When his son finally came to him, he knew there were but few possibilities on the board, and what each move was most likely to produce for an endgame.

“How did you know about the wedding?” Caleum asked first, staring at Purchase in the amber light of a setting sun that seemed to burnish everything around them. “Or was it only happenstance that you arrived today?”

“It was published,” Purchase answered him. “When I read it, I knew I must attend.”

“And my mother?” the young man pressed.

“It was her I was looking for when I read the announcement,” Purchase answered him without elaboration.

All Caleum knew of his father was what he had been told by his relatives, or else the gossip of those who were not necessarily friends. Some saw his state as a sickness that could not be purged. To others he was renowned for his boldness and courage. His son tried to divine between these poles. Standing before him he still could not tell, and it took all of his courage to look his father in the eye and ask, “Is it true what they say of you?”

Purchase looked on Caleum with sympathy. “I cannot tell you that because I do not know either who they are or the words from their lips. What men believe is according to each his own needs, but what are facts are well known and I would never deny them to you.”

“Did you come here to mock me with riddles?” Caleum asked.

“The opposite of mocking. I came to celebrate you and your bride and your love for each other,” Purchase said. “I will answer whatever you ask of me, but for what is in other men’s minds I do not know and do not concern myself with. Nor should you so much.”
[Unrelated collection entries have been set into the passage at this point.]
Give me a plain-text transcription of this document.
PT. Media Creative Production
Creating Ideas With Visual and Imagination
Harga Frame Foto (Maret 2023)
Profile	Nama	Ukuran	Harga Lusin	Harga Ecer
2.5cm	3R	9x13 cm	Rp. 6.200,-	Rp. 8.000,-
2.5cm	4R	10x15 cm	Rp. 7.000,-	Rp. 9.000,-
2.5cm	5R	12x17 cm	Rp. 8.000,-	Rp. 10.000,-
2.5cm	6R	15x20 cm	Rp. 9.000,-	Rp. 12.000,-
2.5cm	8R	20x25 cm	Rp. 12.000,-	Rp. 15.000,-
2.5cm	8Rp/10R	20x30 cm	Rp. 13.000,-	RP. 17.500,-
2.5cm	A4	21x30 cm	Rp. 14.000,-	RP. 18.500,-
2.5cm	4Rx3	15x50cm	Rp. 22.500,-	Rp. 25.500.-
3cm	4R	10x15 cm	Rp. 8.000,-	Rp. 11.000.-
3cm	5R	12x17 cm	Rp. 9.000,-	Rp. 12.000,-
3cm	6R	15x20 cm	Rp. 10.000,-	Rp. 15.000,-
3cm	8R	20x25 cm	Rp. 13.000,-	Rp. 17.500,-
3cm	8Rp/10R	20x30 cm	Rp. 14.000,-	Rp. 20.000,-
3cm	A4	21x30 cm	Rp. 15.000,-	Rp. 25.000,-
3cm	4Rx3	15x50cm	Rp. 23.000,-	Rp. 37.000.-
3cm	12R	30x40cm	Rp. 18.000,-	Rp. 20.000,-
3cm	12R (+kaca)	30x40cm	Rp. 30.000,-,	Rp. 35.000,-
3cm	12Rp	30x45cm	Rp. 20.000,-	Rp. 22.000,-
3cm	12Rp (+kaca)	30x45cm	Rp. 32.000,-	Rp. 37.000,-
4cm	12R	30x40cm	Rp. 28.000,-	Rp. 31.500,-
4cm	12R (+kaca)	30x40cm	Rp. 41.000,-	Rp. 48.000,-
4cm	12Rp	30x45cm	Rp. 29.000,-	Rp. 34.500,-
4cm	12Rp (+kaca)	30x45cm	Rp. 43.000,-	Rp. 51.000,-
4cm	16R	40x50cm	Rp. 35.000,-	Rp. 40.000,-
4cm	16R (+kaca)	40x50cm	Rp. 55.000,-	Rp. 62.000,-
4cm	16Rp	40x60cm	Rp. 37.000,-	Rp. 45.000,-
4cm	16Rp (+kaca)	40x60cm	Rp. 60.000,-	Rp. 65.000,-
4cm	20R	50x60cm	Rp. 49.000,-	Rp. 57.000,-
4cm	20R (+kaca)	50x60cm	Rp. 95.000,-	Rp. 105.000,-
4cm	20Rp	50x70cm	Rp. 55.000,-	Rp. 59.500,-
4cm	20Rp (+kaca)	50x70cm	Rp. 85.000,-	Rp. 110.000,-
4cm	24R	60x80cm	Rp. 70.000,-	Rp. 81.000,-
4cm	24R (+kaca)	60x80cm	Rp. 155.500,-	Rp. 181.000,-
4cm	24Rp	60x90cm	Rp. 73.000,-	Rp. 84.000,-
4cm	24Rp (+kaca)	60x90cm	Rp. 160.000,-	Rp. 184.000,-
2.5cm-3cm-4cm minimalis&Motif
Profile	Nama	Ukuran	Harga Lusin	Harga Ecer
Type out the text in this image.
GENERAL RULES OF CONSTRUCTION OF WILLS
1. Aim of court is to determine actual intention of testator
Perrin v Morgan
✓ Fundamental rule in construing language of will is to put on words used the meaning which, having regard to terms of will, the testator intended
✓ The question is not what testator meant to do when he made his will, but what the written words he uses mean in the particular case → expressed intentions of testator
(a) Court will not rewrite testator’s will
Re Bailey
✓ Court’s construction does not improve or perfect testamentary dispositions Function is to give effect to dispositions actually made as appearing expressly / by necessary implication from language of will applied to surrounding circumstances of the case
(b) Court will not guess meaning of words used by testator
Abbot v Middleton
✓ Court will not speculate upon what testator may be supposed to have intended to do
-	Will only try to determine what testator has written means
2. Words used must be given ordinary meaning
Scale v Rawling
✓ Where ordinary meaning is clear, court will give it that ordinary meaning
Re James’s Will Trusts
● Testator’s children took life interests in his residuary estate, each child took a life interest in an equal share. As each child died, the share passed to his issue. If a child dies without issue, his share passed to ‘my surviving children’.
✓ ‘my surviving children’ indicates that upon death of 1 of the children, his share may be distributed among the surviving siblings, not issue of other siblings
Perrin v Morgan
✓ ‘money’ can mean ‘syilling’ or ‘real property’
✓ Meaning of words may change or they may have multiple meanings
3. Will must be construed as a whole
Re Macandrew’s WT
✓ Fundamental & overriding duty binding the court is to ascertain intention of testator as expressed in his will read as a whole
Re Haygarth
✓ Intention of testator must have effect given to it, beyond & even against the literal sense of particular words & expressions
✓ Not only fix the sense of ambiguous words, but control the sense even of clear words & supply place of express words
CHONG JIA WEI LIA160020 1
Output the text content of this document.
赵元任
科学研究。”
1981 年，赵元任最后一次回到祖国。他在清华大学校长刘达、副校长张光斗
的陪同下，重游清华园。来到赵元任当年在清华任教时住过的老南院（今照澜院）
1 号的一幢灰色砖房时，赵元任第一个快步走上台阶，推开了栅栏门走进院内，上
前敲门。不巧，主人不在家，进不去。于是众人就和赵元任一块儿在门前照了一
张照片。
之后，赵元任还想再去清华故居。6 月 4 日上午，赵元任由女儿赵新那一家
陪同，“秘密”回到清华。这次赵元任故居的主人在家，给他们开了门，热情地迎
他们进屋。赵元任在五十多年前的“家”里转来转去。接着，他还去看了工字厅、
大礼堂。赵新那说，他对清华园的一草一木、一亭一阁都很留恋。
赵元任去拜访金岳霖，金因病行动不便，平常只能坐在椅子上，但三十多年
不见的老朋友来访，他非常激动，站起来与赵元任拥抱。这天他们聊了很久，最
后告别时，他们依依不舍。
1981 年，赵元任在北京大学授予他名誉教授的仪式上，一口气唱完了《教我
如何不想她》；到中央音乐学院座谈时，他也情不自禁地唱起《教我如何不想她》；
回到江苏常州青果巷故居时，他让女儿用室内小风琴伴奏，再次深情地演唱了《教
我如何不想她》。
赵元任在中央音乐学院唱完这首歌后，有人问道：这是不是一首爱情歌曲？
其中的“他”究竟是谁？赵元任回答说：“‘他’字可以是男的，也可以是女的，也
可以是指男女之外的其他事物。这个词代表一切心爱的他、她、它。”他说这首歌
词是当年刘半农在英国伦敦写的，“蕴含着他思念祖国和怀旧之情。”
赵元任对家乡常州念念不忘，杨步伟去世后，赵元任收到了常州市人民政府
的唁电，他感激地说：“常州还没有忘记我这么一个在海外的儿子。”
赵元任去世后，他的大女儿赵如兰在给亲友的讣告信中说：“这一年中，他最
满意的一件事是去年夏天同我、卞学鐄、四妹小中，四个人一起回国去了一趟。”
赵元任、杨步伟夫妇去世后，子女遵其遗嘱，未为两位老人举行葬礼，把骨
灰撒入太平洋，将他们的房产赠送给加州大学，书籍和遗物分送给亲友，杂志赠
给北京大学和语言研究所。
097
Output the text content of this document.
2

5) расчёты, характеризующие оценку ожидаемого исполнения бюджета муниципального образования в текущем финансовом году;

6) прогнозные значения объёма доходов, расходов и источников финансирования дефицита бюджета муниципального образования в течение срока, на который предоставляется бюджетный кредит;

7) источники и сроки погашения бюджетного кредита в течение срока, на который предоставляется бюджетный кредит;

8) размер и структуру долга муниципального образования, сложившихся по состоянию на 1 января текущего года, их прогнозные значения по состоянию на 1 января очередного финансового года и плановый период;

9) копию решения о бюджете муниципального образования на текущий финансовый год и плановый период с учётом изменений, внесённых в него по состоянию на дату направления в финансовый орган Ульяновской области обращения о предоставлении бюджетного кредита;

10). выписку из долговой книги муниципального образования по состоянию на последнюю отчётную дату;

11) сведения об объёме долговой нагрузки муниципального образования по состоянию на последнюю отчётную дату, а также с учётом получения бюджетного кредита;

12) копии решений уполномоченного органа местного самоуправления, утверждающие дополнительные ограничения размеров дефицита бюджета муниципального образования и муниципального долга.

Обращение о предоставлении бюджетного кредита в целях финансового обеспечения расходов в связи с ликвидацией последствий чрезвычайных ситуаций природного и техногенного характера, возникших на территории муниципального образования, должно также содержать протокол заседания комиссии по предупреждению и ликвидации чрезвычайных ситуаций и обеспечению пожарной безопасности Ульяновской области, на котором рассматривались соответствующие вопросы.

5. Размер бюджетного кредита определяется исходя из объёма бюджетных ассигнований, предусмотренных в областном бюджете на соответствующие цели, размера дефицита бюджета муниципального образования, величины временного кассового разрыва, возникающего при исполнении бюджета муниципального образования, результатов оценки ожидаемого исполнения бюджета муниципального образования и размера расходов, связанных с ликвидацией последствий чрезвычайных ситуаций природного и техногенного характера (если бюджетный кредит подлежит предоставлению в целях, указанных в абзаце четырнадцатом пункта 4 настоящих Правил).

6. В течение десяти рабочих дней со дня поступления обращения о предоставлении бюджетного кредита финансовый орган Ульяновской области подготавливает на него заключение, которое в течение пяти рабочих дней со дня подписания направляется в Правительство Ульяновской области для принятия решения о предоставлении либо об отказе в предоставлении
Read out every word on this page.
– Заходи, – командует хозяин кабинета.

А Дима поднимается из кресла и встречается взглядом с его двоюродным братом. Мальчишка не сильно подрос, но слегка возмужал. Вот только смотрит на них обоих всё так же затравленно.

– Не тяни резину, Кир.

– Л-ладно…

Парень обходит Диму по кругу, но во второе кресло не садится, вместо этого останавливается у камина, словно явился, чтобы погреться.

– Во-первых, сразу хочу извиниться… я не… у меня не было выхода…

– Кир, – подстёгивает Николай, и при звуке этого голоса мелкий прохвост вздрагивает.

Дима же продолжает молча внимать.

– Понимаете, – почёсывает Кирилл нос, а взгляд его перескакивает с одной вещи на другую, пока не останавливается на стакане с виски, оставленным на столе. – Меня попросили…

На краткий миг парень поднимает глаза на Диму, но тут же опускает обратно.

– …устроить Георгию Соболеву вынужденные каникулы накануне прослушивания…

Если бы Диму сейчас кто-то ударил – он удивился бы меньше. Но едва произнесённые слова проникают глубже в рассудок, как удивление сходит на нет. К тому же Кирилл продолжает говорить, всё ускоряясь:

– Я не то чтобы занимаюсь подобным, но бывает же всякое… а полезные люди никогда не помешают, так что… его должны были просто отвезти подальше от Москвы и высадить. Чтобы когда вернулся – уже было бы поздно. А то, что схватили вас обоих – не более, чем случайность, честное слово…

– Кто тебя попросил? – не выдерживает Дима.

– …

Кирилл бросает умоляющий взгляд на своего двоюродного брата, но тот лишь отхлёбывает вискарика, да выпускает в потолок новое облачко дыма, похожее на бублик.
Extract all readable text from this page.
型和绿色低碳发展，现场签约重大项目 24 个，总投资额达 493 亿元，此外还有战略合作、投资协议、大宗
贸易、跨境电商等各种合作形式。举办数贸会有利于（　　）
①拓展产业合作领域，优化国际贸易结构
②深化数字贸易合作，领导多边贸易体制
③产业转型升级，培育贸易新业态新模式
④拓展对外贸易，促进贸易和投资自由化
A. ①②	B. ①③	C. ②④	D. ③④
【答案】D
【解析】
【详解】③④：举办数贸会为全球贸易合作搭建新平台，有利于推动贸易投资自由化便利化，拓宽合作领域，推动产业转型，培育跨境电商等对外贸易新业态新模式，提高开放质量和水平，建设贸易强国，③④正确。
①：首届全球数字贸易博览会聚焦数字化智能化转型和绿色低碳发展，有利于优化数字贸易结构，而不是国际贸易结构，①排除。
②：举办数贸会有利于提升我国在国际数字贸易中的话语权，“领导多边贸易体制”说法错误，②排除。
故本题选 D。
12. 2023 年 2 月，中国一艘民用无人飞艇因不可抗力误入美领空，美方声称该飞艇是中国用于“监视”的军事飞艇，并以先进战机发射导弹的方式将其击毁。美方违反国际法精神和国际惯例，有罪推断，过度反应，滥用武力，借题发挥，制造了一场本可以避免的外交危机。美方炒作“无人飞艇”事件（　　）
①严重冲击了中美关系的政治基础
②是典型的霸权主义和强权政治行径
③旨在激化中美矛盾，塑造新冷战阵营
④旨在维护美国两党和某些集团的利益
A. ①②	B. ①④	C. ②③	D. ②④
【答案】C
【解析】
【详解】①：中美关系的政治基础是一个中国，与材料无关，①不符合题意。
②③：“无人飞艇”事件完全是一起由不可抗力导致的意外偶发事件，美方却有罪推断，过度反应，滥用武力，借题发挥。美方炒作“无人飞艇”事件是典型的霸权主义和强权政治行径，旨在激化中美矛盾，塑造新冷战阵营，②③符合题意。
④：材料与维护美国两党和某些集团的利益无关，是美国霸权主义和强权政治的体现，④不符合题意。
“The schooling years have passed for me already.”

“May they never.”

“Teach me this then, Father,” Caleum said, looking him steady in the eye. “Where is my mother?”

“I have not seen her for a year,” Purchase answered. “If she knew of your wedding, I am certain she would be happy for you, as I am.”

“If you cannot answer that, what about this?” Caleum looked away at his guests, enjoying themselves on the lawn, and tried to find voice for what was truly on his mind, as it caused him more pain than the fear of his father’s wrath. It was fear of rejection being replayed, but he stoppered that and asked anyway, “Why did you disown me?”

Purchase followed the boy’s gaze out toward the celebration and, beyond that, to the precipice where the Darson property fell off and the rough valleys of that country resumed. “They are disowned — fatherless, motherless — who arrive here every day. Is that what I did?” Purchase asked. “Or did I give you a parenting other than my own? Perhaps it was so you did not have my failures or ambitions to cloud your judgment, or pin your failures upon, and could be your own man. Or do you fear that?”

“All my fears were consumed by the ocean when I traveled upon it as a boy. I have had no fear since then,” Caleum said, drawing up proudly.

“You will be afraid again yet,” Purchase reproached him, “unless you will be a fool. But just as fathers cannot always fathom the minds of their sons, sons do not always know the hearts of their fathers. Cannot feel empathy for their fates. You were only differently fathered, Caleum, such as happens every day and has happened at Stonehouses since my father first cultivated it.”

“Aye, and which one will stay?” Caleum asked, feeling an onrush of emotion for his old father, whom he could admire in many ways but did not understand, any better than when he was only a memory carried from boyhood.

“I don’t know how long I will stay,” Purchase said. “My only home is with your mother, and I hear she is on the other lip of the ocean.”

What maze the two of them had traveled no one outside that relationship could know, but that it had been a complex dance of love and heartbreak and strange devotion was plain for anyone to see. Caleum looked at his sire and was afraid — not that his own marriage might turn out so but that they were part of a scheme larger than themselves he had yet to grasp, and that such quantum weight might be given him to bear. For his mother, he did not know whether she loved his father or not — or what she thought of her son, for that matter — but he felt sadness for both his parents.